New dengue fever vaccine an improvement – UPI, September 15, 2012
Tests show the drug, which would be the first vaccine for the fever, appears effective at preventing three of the four related viruses that trigger the disease, Voice of America reports.
Anti-American Protests Spread Beyond Middle East – Neon Tommy (USC Annenberg blog), September 14, 2012
At least four people have been killed in Yemen, according to Voice of America, and 224 people have been injured, according to Reuters, in what is the fourth day of protests that first began on the eleventh anniversay of the 9/11 attacks. The violence first began on Tuesday when U.S. Ambassador, Christopher Stevens, and two other American diplomats were killed after an attack on the U.S. consulate in Libya out of anger of the film.
Zim abuzz with sex and scandal – Mail & Guardian, September 17, 2012
But the affair has further tainted Tsvangirai’s image at a time when he has been shown in two recent surveys to trail Mugabe in terms of support. Tsvangirai told the Voice of America that he should not be judged by his personal life. “All I know is that I’ve met a woman, I love her and I’m moving forward. If people want to make a judgment of my leadership on that basis, we certainly cannot have that as a yardstick for measuring my leadership,” he said.
In the foreign-language press:
Two Masterpieces from Cuban Artist Rafael Soriano Become Part of the Smithsonian Museum of Art’s Permanent Collection – Diariodecuba, September 09, 2012
Rafael Soriano the abstract painter donated two paintings from his own collection to the Smithsonian Museum of Art. Born in 1920 in Matanzas Cuba Soriano is considered one of the most important Latin American painters. Soriano has lived in exile in Miami FL since 1962 but his lifelong works were inspired by topography of his place of birth. The web page Diariodecuba rebroadcast the TV Marti interview with the artist in its entirety.
A Call From The Kremlin – International Herald Tribune, September 16, 2012
Secretly I had felt that I had made Vladimir Putin up. I had spent years studying his interviews, his speeches and his ad-libbed statements, and he had come out flat and gray. Some people claimed he had a secret dimension, others said he possessed charm — I saw no evidence of it. But then, I had never talked to the man: As a journalist, I had apparently been blacklisted by the Kremlin at the very beginning of his reign — I could not even get accredited to a press conference.
[Commentary by Masha Gessen, the new head of RFE/RL‘s Russian service]
Arab Spring: Tech as tinder – Politico, September 14, 2012
The Internet tools of the Arab Spring have become the weapons of a new Arabian nightmare playing out at American diplomatic missions across North Africa and the Middle East.

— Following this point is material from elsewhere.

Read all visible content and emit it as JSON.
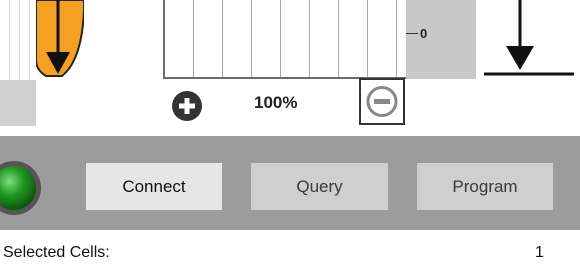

Platforms like Twitter, Facebook and YouTube that spread an obscure movie trailer depicting the Muslim prophet Muhammad in offensive ways are facing a clamp-down from governments and even Internet companies in some cases.
Pakistan Press Freedom: Journalists’ Choice: Face Death Or Jail – AP, September 16, 2012
The telephone call to local journalists generally comes in the late evening. The voice on the other end is harsh. He has a statement he wants printed, and he prefaces it with a terse order: “Report our messages without making any changes or we will kill you.”